Il disgusto per donne stupide, che hanno barattato il loro animo nato per essere eterno in cambio di pochi anni di finta gioventù, donne che non hanno mai amato se stesse, affannate a negare il loro essere femminile, cullandosi nell’illusione che ciò le avrebbe portate altrove rispetto alle loro madri e nonne, per ritrovarsi poi in un baratro di vergogne e umiliazioni. Donne che, vuote di cuore e di pensiero, si chiedono perché mai non vengano amate per il loro cervello – e cosa si dovrebbe amare di una mente che ha smesso di pensare, se mai l’ha fatto? e chi dovrebbe accorgersi della loro anima, se mai l’hanno avuta? Gli uomini? Quegli stessi che hanno promesso di non pensare?
L’orrore è qui, ancora, di nuovo, orrore di fronte a finti uomini che parlano di nulla, ne fanno motivo di dialogo, disgusto nel coglierli che guardano le donne passare, solo perché il mondo, e gli amici, non pensino a loro come a delle ‘checche’, ché questo, per essi, è “essere uomini”. L’orrore di vederli mentre scrutano fluire la vita, l’accidia che non permette loro di alzarsi e allungare la mano a toccarla, l’orrore di vedere la morte che è loro compagna, la morte dell’intelletto e dell’anima, la morte del pensiero.

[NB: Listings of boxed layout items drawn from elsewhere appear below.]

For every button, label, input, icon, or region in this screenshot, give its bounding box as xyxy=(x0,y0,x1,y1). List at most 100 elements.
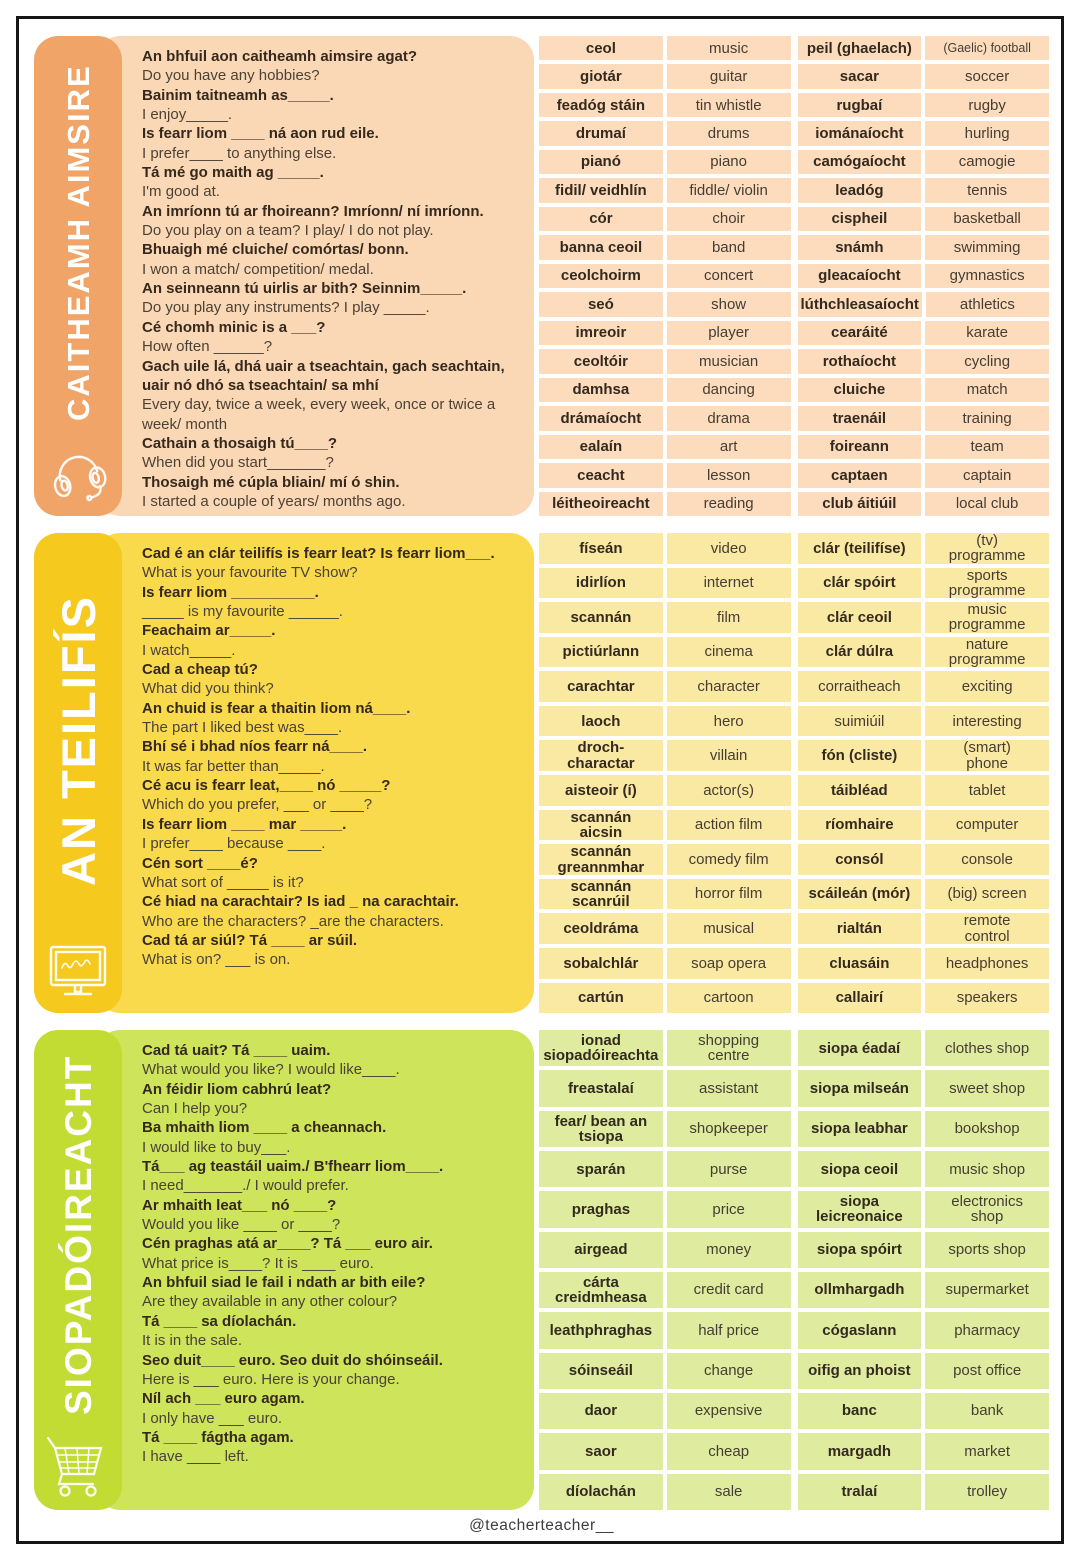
vocab-row: suimiúil interesting xyxy=(797,705,1049,737)
phrase-irish: An bhfuil aon caitheamh aimsire agat? xyxy=(142,48,418,65)
english-term: purse xyxy=(666,1150,791,1188)
irish-term: iománaíocht xyxy=(797,121,922,146)
english-term: half price xyxy=(666,1312,791,1349)
irish-term: fidil/ veidhlín xyxy=(539,178,663,203)
english-term: shopkeeper xyxy=(666,1110,791,1147)
english-term: soap opera xyxy=(666,947,791,979)
vocab-row: giotár guitar xyxy=(539,64,791,89)
vocab-row: daor expensive xyxy=(539,1392,791,1430)
english-term: karate xyxy=(925,320,1049,346)
phrase-pair: Cathain a thosaigh tú____? When did you s… xyxy=(142,434,522,473)
phrase-english: I have ____ left. xyxy=(142,1448,249,1466)
english-term: music programme xyxy=(925,602,1049,633)
english-term: price xyxy=(666,1191,791,1228)
english-term: training xyxy=(925,406,1049,431)
irish-term: aisteoir (í) xyxy=(539,775,663,806)
phrase-english: I only have ___ euro. xyxy=(142,1409,283,1427)
phrase-english: Which do you prefer, ___ or ____? xyxy=(142,796,373,814)
irish-term: laoch xyxy=(539,705,663,737)
irish-term: ollmhargadh xyxy=(797,1271,922,1309)
irish-term: fear/ bean an tsiopa xyxy=(539,1110,663,1147)
phrase-english: What sort of _____ is it? xyxy=(142,873,304,891)
vocab-row: cluiche match xyxy=(797,377,1049,403)
vocab-row: corraitheach exciting xyxy=(797,671,1049,702)
english-term: guitar xyxy=(666,64,791,89)
vocab-row: fón (cliste) (smart) phone xyxy=(797,740,1049,772)
irish-term: feadóg stáin xyxy=(539,92,663,118)
phrase-english: What did you think? xyxy=(142,680,274,698)
vocab-row: rugbaí rugby xyxy=(797,92,1049,118)
vocab-row: cispheil basketball xyxy=(797,206,1049,232)
phrase-english: What is your favourite TV show? xyxy=(142,564,358,582)
english-term: exciting xyxy=(925,671,1049,702)
vocab-row: cearáité karate xyxy=(797,320,1049,346)
phrase-irish: Cad é an clár teilifís is fearr leat? Is… xyxy=(142,545,495,562)
section-title: CAITHEAMH AIMSIRE xyxy=(60,64,96,422)
english-term: internet xyxy=(666,567,791,599)
phrase-english: It is in the sale. xyxy=(142,1332,243,1350)
english-term: match xyxy=(925,377,1049,403)
vocab-row: ceol music xyxy=(539,36,791,61)
vocab-table-right: clár (teilifíse) (tv) programme clár spóir… xyxy=(797,533,1049,1014)
vocab-table-right: siopa éadaí clothes shop siopa milseán swee… xyxy=(797,1030,1049,1510)
phrase-irish: Is fearr liom ____ ná aon rud eile. xyxy=(142,125,379,143)
phrase-pair: Cad é an clár teilifís is fearr leat? Is… xyxy=(142,544,522,583)
vocab-row: rialtán remote control xyxy=(797,913,1049,944)
vocab-row: cógaslann pharmacy xyxy=(797,1312,1049,1349)
vocab-row: cluasáin headphones xyxy=(797,947,1049,979)
english-term: lesson xyxy=(666,463,791,488)
vocab-row: ionad siopadóireachta shopping centre xyxy=(539,1030,791,1067)
phrase-irish: Tá mé go maith ag _____. xyxy=(142,164,324,182)
irish-term: scannán aicsin xyxy=(539,810,663,841)
irish-term: carachtar xyxy=(539,671,663,702)
vocab-row: peil (ghaelach) (Gaelic) football xyxy=(797,36,1049,61)
phrase-english: I prefer____ to anything else. xyxy=(142,144,337,162)
phrase-irish: An seinneann tú uirlis ar bith? Seinnim_… xyxy=(142,280,467,298)
phrase-pair: An chuid is fear a thaitin liom ná____. T… xyxy=(142,699,522,738)
irish-term: peil (ghaelach) xyxy=(797,36,922,61)
english-term: hurling xyxy=(925,121,1049,146)
vocab-row: banc bank xyxy=(797,1392,1049,1430)
phrase-pair: Tá mé go maith ag _____. I'm good at. xyxy=(142,163,522,202)
irish-term: traenáil xyxy=(797,406,922,431)
english-term: sale xyxy=(666,1473,791,1510)
vocab-row: díolachán sale xyxy=(539,1473,791,1510)
phrase-irish: An féidir liom cabhrú leat? xyxy=(142,1080,332,1098)
phrase-english: I need_______./ I would prefer. xyxy=(142,1177,349,1195)
phrase-pair: Thosaigh mé cúpla bliain/ mí ó shin. I st… xyxy=(142,473,522,512)
english-term: concert xyxy=(666,263,791,289)
english-term: comedy film xyxy=(666,844,791,875)
phrase-pair: Cén praghas atá ar____? Tá ___ euro air.… xyxy=(142,1234,522,1273)
english-term: interesting xyxy=(925,705,1049,737)
phrase-pair: Tá ____ sa díolachán. It is in the sale. xyxy=(142,1312,522,1351)
vocab-row: sparán purse xyxy=(539,1150,791,1188)
vocab-row: siopa milseán sweet shop xyxy=(797,1070,1049,1107)
irish-term: imreoir xyxy=(539,320,663,346)
irish-term: cógaslann xyxy=(797,1312,922,1349)
phrase-english: How often ______? xyxy=(142,338,273,356)
english-term: villain xyxy=(666,740,791,772)
irish-term: scannán greannmhar xyxy=(539,844,663,875)
vocab-row: ceolchoirm concert xyxy=(539,263,791,289)
irish-term: sparán xyxy=(539,1150,663,1188)
vocab-row: ealaín art xyxy=(539,434,791,460)
english-term: headphones xyxy=(925,947,1049,979)
english-term: soccer xyxy=(925,64,1049,89)
vocab-row: drumaí drums xyxy=(539,121,791,146)
english-term: credit card xyxy=(666,1271,791,1309)
irish-term: cispheil xyxy=(797,206,922,232)
phrase-irish: Bainim taitneamh as_____. xyxy=(142,86,334,104)
irish-term: snámh xyxy=(797,235,922,260)
tv-icon xyxy=(45,941,111,1001)
vocab-row: captaen captain xyxy=(797,463,1049,488)
english-term: camogie xyxy=(925,149,1049,175)
english-term: film xyxy=(666,602,791,633)
phrase-pair: Cad tá uait? Tá ____ uaim. What would you… xyxy=(142,1041,522,1080)
vocab-row: ceoltóir musician xyxy=(539,349,791,374)
english-term: captain xyxy=(925,463,1049,488)
vocab-tables: ionad siopadóireachta shopping centre frea… xyxy=(539,1030,1049,1510)
irish-term: lúthchleasaíocht xyxy=(797,292,922,317)
irish-term: freastalaí xyxy=(539,1070,663,1107)
vocab-row: seó show xyxy=(539,292,791,317)
irish-term: captaen xyxy=(797,463,922,488)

L’orrore che prende noi di fronte a tutto questo, l’orrore che proviamo guardando al mondo, la consapevolezza che noi siamo altro, noi che dalle parole traiamo nutrimento e linfa, noi che non finiamo mai di stupirci e di domandare, noi che chiediamo a noi stessi di non cedere, noi che cerchiamo la verità, a qualunque costo, noi che ci riconosciamo uno con l’altro, noi che abbiamo animo colmo di grazia e beltà, perché non abbiamo mai permesso che fosse riempito col nulla, noi che lottiamo per non farci imprigionare, noi che così non siamo, noi che non siamo omologati, noi che non siamo stati catturati, noi che ci chiamiamo fuori e proviamo orrore.